Courtroom Drama: It's Not for Kids
Harsh words, confrontations, possibly even seeing parents in handcuffs -- these are traumatic experiences for young children who have to tag along when family members are involved in court actions.
Or, they may find things so boring, that crawling under tables or creating a fuss becomes an irresistible urge. Children find it impossible to sit quietly in the courtroom.
But when parents can't afford childcare, these disruptions become the norm. It's a situation that has long been a source of frustration for judges, attorneys, parents and everyone involved. Now, thanks to the support of many donors in the legal community, there is a solution that is serving the children, their parents, and the courts alike. In December 2001, a collaborative project between the Multnomah Bar Association, the Volunteers of America Oregon, and Multnomah County resulted in "CourtCare", a compassionate way to protect young children from unpleasant courtroom situations.
A former jury room was converted into a cozy drop-in child-care center --a free service that is growing in popularity and deserving of on-going support.
Volunteers of America Oregon staff care for up to six children at a time -- which often includes up to two infants. On average, one hundred children a month come through, with most visits lasting around an hour and a half.
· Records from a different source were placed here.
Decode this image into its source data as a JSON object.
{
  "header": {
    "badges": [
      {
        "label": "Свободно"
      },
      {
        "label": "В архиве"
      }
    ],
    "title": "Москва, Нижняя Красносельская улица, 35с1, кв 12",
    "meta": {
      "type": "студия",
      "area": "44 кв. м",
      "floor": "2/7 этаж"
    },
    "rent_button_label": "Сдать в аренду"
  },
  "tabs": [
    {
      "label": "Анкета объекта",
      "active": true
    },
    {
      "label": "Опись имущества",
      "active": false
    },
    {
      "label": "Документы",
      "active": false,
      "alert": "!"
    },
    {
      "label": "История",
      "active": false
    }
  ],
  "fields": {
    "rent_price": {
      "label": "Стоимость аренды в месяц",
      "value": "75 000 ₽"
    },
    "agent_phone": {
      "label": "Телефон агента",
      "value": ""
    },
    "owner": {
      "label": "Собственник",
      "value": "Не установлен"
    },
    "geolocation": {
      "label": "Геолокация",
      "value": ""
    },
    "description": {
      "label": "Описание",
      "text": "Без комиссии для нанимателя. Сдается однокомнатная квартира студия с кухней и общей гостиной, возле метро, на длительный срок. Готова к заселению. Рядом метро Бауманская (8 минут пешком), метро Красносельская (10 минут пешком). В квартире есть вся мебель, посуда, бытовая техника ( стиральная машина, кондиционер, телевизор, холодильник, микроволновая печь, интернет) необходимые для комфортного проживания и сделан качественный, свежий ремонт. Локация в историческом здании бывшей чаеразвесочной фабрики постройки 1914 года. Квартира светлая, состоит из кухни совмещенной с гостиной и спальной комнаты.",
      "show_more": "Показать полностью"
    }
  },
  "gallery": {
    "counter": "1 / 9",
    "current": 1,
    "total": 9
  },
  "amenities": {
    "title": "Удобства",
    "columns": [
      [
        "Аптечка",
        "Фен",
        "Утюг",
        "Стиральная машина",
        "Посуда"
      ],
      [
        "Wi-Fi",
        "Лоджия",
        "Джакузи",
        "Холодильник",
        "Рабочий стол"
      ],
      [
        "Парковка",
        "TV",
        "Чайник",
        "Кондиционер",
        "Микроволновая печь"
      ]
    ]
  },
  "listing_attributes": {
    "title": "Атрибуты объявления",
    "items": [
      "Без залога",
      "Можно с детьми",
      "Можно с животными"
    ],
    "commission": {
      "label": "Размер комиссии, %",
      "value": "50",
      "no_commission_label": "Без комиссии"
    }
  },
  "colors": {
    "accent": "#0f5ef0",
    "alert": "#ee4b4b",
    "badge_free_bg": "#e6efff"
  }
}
Most often, mothers drop off children while seeking restraining orders against husbands over domestic violence issues. But all parents-whether they've come because of custody battles, to be witnesses to trials, to stop court proceedings, or to simply a handle traffic ticket-are grateful to find this nurturing and safe environment for their children.
CourtCare offers games, toys, art materials, stuffed animals, more playthings than most of these children have ever been exposed to before. Each child goes home with a new teddy bear and a positive attitude about the day.
Judges are happy to have fewer disruptions in the courtroom and frequently stop by CourtCare just to say "thanks". The continued support from the legal community has been key to the project's success.